Either way, I hope you enjoyed the post and learned lots. Thanks for reading!

Briefly, in a category, you have a collection of objects and sets of morphisms between them. Then, the game of category theory is to replace sets in some part of mathematics, by objects in some category. For example, one can substitute “set” in the definition of group by topological space (topological group) or by smooth manifold (Lie group).

Enriched category theory is about playing this game on the definition of categories itself: a category enriched in \(\mathcal{C}\) has a collection of objects and objects-of-\(\mathcal{C}\) of morphisms between them.

For instance, we can consider categories enriched in abelian groups: between each pair of objects there is an abelian group of morphisms. In particular, there is at least one morphism, 0, between each pair of objects. The category of vector spaces over a given field (and, more generally, of modules over a given ring) is enriched in abelian groups. Categories enriched in abelian groups are relevant, for instance, to homology theory.

There is a theorem that all symmetric monoidal closed categories (of which the category of abelian groups is an example) are enriched in themselves. Therefore, the category of abelian groups itself is another example of a category enriched in abelian groups. Crucially for us, the category of types and linear functions is also symmetric monoidal closed. Hence is enriched in itself!

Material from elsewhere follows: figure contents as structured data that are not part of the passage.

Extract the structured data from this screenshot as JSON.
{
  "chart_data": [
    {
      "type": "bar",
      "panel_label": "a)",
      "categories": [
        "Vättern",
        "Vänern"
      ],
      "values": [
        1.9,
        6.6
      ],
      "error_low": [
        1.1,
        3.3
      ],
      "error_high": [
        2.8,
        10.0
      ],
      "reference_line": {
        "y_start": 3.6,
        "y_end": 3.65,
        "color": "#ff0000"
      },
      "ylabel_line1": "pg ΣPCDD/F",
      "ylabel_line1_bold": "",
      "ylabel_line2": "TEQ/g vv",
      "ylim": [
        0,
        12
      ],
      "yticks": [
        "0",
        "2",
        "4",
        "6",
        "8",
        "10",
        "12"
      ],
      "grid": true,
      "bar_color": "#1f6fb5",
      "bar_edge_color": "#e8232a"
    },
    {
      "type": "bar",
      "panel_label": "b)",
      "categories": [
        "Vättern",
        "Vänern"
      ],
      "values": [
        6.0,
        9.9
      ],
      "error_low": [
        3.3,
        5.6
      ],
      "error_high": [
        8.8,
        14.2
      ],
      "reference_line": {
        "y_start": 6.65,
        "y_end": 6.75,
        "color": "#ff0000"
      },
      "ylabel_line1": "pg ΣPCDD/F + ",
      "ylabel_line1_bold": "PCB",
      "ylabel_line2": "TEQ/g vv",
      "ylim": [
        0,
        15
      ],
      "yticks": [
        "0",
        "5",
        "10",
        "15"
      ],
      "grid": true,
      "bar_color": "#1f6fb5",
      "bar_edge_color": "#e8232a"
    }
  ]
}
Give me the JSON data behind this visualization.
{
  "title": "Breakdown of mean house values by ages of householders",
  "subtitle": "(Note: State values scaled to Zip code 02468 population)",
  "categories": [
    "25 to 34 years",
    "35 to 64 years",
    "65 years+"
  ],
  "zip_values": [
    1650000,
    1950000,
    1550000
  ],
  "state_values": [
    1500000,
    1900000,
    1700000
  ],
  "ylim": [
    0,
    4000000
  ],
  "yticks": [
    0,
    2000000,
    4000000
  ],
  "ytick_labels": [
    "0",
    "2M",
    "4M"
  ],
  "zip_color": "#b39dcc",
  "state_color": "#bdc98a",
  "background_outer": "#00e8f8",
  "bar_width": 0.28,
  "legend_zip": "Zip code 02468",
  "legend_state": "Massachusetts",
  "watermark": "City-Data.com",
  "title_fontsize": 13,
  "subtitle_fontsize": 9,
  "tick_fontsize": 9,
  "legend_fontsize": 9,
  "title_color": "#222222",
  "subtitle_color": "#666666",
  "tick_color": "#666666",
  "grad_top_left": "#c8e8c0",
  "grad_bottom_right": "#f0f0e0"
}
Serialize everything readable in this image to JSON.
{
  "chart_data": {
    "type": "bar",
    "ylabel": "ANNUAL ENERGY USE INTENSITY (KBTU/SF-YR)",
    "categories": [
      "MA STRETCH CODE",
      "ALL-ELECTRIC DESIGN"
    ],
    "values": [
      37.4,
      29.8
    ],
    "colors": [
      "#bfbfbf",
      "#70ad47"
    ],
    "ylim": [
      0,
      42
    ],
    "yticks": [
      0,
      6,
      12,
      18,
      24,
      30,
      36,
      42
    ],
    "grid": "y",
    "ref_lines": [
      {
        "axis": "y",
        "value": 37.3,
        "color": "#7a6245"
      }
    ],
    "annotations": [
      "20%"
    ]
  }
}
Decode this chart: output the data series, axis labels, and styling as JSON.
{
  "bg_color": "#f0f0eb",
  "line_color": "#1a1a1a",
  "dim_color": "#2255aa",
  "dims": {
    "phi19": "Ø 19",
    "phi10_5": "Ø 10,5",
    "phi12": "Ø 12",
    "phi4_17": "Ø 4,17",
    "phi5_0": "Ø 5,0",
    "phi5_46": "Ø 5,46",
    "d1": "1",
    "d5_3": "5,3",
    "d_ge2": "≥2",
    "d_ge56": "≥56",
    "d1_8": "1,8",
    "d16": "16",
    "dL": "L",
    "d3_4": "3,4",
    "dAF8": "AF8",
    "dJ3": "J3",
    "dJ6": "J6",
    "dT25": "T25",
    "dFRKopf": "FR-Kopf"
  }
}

Functors can either respect this enrichment (in which case we say that they are enriched functors) or not. In the category Hask (seen as a proxy for the category of sets), this theorem is just saying that all functors are enriched because “Set-enriched functor” means the same as “regular functor”. That's why Haskell without linear types doesn't need a separate enriched functor type class.

In the category of abelian groups, the functor which maps \(A\) to \(A\otimes A\) is an example of a functor which is not enriched: the map from \(A → B\) to \(A\otimes A → B\otimes B\), which maps \(f\) to \(f\otimes f\) is not a group morphism. But the functor from \(A\) to \(A\oplus A\) is.

Control functors are the enriched functors of the category of linear functions, while data functors are the regular functors.

Here's the last bit of insight: why isn't there a `Data.Monad`

? The
mathematical notion of a monad does apply perfectly well to data
functors—it just wouldn't be especially useful in Haskell. We need the monad to be
strong for things like the do-notation
to work correctly. But, as it happens, a strong functor is
the same as an enriched functor, so data monads aren't
strong. Except in Hask, of course, where data monads and control
monads, being the same, are, in particular, strong.